The University of Michigan is seeking volunteers for a long-term study on how the environment impacts the risk of developing health problems, such as cancer.

Recruitment for the MI-Cares study will last at least six years. The team is looking for 100,000 participants ages 25-44 who will be studied for decades. The study will be conducted remotely, with some test kits being mailed in.

"We're evaluating environmental exposures and different intermediate health outcomes with the idea to protect individuals from cancer, because environmental exposures may affect other things, we will also be able to evaluate heart disease, diabetes and other disease endpoints to identify which of the 1000s of chemicals that were exposed to can impact our health," said Dr. Dana Dolinoy, with U of M.

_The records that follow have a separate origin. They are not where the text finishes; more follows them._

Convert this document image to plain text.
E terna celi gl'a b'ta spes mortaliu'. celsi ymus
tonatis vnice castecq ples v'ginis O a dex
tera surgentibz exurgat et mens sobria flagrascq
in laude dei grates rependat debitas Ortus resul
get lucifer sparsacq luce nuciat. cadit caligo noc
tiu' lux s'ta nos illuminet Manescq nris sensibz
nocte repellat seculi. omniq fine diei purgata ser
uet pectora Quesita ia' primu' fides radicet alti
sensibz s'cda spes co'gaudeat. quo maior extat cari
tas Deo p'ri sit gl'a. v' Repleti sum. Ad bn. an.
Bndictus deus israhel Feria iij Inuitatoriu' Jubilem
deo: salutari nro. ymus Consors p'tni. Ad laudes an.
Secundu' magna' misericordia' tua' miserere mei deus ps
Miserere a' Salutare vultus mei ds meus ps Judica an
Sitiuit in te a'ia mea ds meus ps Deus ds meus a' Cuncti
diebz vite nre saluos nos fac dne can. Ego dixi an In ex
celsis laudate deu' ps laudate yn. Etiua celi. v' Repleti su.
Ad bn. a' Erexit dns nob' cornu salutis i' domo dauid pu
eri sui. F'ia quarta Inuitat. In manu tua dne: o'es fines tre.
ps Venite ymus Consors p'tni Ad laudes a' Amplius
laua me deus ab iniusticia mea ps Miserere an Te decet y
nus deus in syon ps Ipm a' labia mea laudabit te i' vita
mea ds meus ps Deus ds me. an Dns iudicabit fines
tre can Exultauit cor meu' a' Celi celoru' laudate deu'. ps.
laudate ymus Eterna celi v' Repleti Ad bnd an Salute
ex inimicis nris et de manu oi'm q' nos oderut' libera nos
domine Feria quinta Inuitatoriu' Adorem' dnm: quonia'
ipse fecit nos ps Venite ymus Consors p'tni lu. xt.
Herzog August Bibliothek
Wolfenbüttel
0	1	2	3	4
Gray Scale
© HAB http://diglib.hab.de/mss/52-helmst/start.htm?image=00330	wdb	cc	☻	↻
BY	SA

Researchers will focus on many environmental exposures, while assessing how other factors like race, socioeconomic status and lifestyle impact relationships between the environment and health. Its really a study of the epigenome, which are chemical compounds that tell your body how to react. 

"It's the instruction book that tells our 1000s of genes, when to turn on, where to turn on how much to turn on, and how to react to all of these environmental influences that we're encountering. From when we're very young, in the womb, to when we're adults and throughout our life. We know the genome is static and not modifiable, but the epigenome is plastic and potentially modifiable across our life. It's poised to react to various environmental influences," Dolinoy said. "We may be able to identify through looking at an individual's epigenome people who are more likely to develop a disease years later. And in that case, there might be some options for intervention, we might invoke some of those positive things like a good diet, less stress, but there are also potentially clinical approaches where we might be able to go in and alter the epigenome in a way that says, hey, wait a minute, we're not ready for these genes to be expressed this way. Let's go back and think about some interventions or some pharmaceuticals that might be able to prolong life and decrease the risk of disease."